Extending the Angular Range of Neutron Reflectivity Measurements from Planar Lipid Bilayers: Application to a Model Biological Membrane

Abstract

A novel experimental setup has been used to measure the specularly-reflected neutron intensity from a model biological membrane containing components from the outer membrane of Neurospora crassa mitochondria. The specular reflectivity from a single bilayer membrane, formed by the fusion of vesicles onto a phospholipid monolayer supported on a flat substrate, was measured in both D 2 O and H 2 O solvents.

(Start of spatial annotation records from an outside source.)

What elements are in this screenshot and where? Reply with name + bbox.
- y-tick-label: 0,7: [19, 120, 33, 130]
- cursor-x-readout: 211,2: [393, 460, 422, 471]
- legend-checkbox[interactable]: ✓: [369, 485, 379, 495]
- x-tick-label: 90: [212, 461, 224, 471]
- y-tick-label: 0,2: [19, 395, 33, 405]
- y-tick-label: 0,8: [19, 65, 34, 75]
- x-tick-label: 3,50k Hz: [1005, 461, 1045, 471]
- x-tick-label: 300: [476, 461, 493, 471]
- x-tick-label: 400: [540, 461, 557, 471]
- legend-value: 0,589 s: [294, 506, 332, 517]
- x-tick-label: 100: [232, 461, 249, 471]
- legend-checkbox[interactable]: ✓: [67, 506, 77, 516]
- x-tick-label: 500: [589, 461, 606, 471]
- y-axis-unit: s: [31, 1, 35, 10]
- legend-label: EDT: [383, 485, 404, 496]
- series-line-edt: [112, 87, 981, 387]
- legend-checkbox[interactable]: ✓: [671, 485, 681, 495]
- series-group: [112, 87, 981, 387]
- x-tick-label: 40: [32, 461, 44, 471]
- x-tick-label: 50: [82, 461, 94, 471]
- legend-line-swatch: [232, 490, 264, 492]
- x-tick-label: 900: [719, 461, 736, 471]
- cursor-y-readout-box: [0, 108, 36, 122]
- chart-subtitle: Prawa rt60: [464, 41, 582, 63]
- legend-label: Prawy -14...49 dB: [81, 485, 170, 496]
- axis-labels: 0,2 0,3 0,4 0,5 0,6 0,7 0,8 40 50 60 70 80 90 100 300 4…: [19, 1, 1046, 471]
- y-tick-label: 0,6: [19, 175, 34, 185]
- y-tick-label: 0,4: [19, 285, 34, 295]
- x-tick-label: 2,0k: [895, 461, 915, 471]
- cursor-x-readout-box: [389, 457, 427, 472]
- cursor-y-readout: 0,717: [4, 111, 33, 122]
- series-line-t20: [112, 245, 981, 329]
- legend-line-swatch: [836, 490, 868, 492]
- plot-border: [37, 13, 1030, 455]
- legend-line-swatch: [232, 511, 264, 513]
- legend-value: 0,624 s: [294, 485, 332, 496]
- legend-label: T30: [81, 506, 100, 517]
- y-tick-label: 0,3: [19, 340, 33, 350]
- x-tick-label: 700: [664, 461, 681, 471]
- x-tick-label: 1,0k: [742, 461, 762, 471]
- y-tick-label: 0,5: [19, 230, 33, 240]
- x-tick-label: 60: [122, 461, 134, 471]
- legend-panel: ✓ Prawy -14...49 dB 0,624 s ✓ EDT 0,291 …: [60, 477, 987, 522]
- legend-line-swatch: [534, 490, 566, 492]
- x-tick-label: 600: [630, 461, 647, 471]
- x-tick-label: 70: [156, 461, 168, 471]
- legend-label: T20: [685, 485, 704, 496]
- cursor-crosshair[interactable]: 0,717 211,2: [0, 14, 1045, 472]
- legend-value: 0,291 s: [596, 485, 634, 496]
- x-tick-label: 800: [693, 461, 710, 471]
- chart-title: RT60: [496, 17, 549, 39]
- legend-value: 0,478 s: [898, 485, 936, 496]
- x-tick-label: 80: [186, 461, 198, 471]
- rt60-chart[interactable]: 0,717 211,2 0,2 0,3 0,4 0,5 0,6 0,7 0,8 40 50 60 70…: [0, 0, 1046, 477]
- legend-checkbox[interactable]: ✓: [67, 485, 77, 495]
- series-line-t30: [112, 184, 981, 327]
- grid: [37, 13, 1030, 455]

In D 2 O solvent, reflected neutron intensities down to 10 -6 were measured for wavevector transfers out to 0.25 A -1 . A symmetric model for the neutron scattering length density profile perpendicular to the bilayer surface was constructed based on fits to the D 2 O data. The overall bilayer thickness was found to be 43 ± 2 A. The individual lipid head group and hydrocarbon tail layer thicknesses were 7.5 ± 1.4 and 28.0 ± 2.8 A, respectively. The fitted results are consistent with the H 2 O data. The integrity of the model membrane bilayer was confirmed by comparing its measured reflectivity to that obtained from a single lipid bilayer consisting of soybean phospholipids (asolectin) which was deposited on a flat substrate by the Langmuir-Blodgett technique.